I'm creating a numpy array which is to be filled with objects of a particular class I've made. I'd like to initialize the array such that it will only ever contain objects of that class. For example, here's what I'd like to do, and what happens if I do it.

class Kernel:
    pass

>>> L = np.empty(4,dtype=Kernel)

TypeError: data type not understood

I can do this:

>>> L = np.empty(4,dtype=object)

and then assign each element of L as a Kernel object (or any other type of object). It would be so neat were I able to have an array of Kernels, though, from both a programming point of view (type checking) and a mathematical one (operations on sets of functions).

Is there any way for me to specify the data type of a numpy array using an arbitrary class?

A: 

As far as I know, enforcing a single type for elements in a numpy.ndarray has to be done manually (unless the array contains Numpy scalars): there is no built-in checking mechanism (your array has dtype=object). If you really want to enforce a single type, you have to subclass ndarray and implement the checks in the appropriate methods (__setitem__, etc.).
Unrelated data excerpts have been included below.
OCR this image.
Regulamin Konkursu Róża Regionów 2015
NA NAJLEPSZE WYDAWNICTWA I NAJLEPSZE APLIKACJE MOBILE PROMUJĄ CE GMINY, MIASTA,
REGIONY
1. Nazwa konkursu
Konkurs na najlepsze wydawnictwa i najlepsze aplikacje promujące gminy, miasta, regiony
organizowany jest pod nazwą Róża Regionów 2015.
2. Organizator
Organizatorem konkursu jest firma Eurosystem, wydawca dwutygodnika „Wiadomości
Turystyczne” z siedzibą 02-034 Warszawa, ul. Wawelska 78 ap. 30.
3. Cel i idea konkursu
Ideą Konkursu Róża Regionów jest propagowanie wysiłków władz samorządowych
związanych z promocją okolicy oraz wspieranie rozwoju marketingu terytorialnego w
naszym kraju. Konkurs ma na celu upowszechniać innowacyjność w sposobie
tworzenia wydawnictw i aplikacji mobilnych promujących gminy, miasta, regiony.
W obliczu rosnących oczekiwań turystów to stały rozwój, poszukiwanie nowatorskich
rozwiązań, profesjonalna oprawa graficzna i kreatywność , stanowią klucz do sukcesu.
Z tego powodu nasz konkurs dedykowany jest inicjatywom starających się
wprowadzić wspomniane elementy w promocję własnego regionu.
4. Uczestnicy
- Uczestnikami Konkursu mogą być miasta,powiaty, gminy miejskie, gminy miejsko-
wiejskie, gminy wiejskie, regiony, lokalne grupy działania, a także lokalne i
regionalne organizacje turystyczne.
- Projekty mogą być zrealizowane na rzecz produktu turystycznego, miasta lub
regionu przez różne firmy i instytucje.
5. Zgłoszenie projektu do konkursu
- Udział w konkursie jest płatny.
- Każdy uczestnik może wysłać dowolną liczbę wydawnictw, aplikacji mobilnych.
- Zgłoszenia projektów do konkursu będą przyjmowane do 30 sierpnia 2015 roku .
If you want to implement operations on a set of functions (Kernel objects), you might be able to do so by defining the proper operations directly in your Kernel class. This is what I did for my uncertainties.py module, which handles numpy.ndarrays of numbers with uncertainties.

EOL
+2  A: 

If your Kernel class has a predictable amount of member data, then you could define a dtype for it instead of a class. e.g. if it's parameterized by 9 floats and an int, you could do

kerneldt = np.dtype([('myintname', np.int32), ('myfloats', np.float64, 9)])
arr = np.empty(dims, dtype=kerneldt)

You'll have to do some coercion to turn them into objects of class Kernel every time you want to manipulate methods of a single kernel but that's one way to store the actual data in a NumPy array. If you want to only store a reference, then the object dtype is the best you can do without subclassing ndarray.

dwf
This is what I was looking for! Though I'm starting to think that it's a lot more work than it's worth... Will read up on np.dtype.